I certainly do not expect everything to be reducible to monosyllabic 
grunts, but it seems to me if you can't answer such a simple question 
without a thesis of complex rhetoric then this is just so much 
obfuscation as to be pointless (to me). But let me try.

""Before" and "after" are time-related precepts to which we are all 
habituated as SOMists."

So until "man" appears, there is no "time"? No "before" and no 
"after"? Does this mean that everything which we parse into 
"past-present-future" existed "simultaneously"?

"So the fact that awareness "creates" our experience of the world 
does not change the way evolution works in our scientific 
(intellectual) interpretation of process."

Our awareness creates OUR experience? Okay. I suppose in the same way 
that for those early primates their awareness created THEIR 
experience. If this is what you mean, we have (at the very least) a 
small convergence of agreement. But this is a bit different from 
saying that the universe had to be observed by "man" in order for it 
to exist. That we create an internal representation of our 
experiences and then call this "the world" is not shocking, and I'm 
not sure who disagrees with it (although you envision a lone man 
painting this representation in blessed isolation while I envision a 
social man painting this representation in blessed interactivity).

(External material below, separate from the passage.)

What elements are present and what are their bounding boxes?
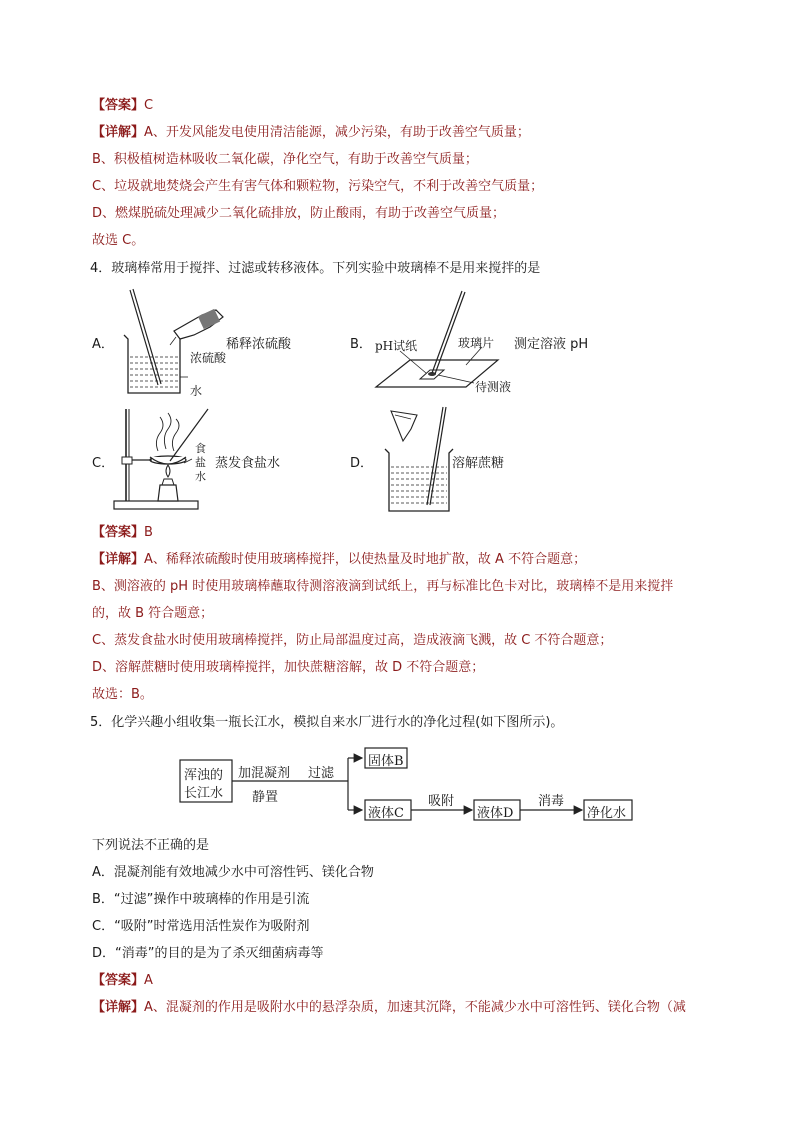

In other words, saying "our awareness creates our experience of the 
world" is quite different (in my book) from saying "our awareness 
creates the world", which you had seemed to propose in your last 
posts, suggesting that until something is gazed upon by "man" it does 
not exist. Pragmatically, it may not "exist" for us, I give you that. 
But again that's quite different from proposing it simply does not 
exist "at all" until man's observations somehow pull it into being.